By-product of Nereda
Kaumera is not formed during every wastewater treatment process, it is a by-product of a new wastewater treatment technology called Nereda. This technology was also originally developed by TU Delft researchers, who discovered a special bacterial treatment for waste sludge that causes it to settle in granules rather than flakes. This accelerates the settling process so fewer storage tanks are needed and the entire plant takes up less space. The technology has been further developed in recent years by RoyalHaskoningDHV and is now in use at seventy locations worldwide.

The Nereda technology is the brainchild of Mark van Loosdrecht, Professor of Environmental Biotechnology and winner of the Spinoza Prize. He came across the PhD research of Yuemei Lin from China, who discovered an alginate-like substance in sludge granules. Alginate is used as a raw material for bioplastic, that is usually produced from seaweed.

“The substance resembles alginate, but has a completely different composition”, says Van Loosdrecht. “It has high rigidity, is very strong and non-combustible, a unique combination of properties that makes it suitable for high performance materials, such as fire doors, ship coatings and materials in the aeronautical and automotive industries.”
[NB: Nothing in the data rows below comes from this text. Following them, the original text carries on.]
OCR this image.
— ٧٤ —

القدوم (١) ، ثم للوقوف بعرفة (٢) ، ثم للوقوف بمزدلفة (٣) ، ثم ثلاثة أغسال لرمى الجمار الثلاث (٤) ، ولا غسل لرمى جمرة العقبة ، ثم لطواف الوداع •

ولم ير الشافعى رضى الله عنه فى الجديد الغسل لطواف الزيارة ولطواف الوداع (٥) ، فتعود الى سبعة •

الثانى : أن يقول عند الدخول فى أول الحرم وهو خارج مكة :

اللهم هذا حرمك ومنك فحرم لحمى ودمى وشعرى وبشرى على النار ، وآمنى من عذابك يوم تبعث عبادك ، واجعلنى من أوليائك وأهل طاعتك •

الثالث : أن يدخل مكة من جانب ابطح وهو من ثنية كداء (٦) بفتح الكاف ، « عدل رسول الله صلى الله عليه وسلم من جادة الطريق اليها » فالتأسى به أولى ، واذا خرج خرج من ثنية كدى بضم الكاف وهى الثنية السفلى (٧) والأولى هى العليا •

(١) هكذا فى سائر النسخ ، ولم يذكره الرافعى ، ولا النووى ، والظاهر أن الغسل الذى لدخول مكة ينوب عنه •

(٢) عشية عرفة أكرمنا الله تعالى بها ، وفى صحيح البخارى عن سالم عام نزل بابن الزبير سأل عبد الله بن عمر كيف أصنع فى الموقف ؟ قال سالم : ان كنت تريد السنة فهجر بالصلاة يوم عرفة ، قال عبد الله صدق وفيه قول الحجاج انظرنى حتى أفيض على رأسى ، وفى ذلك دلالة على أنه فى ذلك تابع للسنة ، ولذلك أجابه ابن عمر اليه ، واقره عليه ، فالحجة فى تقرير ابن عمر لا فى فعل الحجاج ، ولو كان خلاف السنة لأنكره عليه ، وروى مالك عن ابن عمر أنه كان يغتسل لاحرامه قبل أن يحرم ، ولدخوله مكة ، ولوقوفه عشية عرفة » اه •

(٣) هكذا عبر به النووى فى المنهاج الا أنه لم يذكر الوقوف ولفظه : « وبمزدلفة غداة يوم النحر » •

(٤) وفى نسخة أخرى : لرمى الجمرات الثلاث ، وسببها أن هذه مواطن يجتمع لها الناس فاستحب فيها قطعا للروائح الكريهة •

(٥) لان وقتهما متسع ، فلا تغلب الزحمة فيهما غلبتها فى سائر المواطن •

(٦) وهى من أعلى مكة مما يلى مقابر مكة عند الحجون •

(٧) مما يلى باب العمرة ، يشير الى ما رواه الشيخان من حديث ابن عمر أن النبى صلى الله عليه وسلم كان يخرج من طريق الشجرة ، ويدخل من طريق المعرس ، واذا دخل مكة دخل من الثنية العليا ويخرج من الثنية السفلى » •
The material can also be produced on a larger scale than alginate from seaweed, making it considerably cheaper. “If all the existing Nereda plants were to produce Kaumera, this would already equal the current volume of the total alginate market”, says Van Loosdrecht. The collaboration with Chaincraft, which will be purchasing the total production for the first two years, is expected to eventually lead to a cost-effective investment.

Playfulness
The plant in Zutphen takes its wastewater from a single source: the FrieslandCampina dairy plant in Lochem. A sewer pipe that formerly transported the wastewater to the adjacent treatment plant, has been diverted to feed directly into one of the new Nereda tanks where the granulate is produced that is then fed through the new extraction plant to produce Kaumera.

In early 2020, another Kaumera plant will start operating in Epe that will also process domestic wastewater; so not only factory wastewater, but also our own faeces and urine will be given a new and useful lease of life. Van Loosdrecht: “It's really great that with a little creativity we can create high-performance materials from something that you flush down the toilet.”

Does the discovery of Kaumera equal that of graphene, the two-dimensional carbon material that earned the Dutch-British physicist Andre Geim the Nobel Prize in Physics? Van Loosdrecht hesitates. “I would rather let others be the judge of that. But a comparison may be made with the playful aspect of the discovery of graphene, where Friday afternoons were spent working on crazy ideas.” He feels that this discovery shows that even research that doesn't have a previously defined goal can be useful. “When we started this work it not a fashionable subject. We just wanted to know more about the bacteria involved; we had no idea we could use it to create a material. That was pure serendipity.”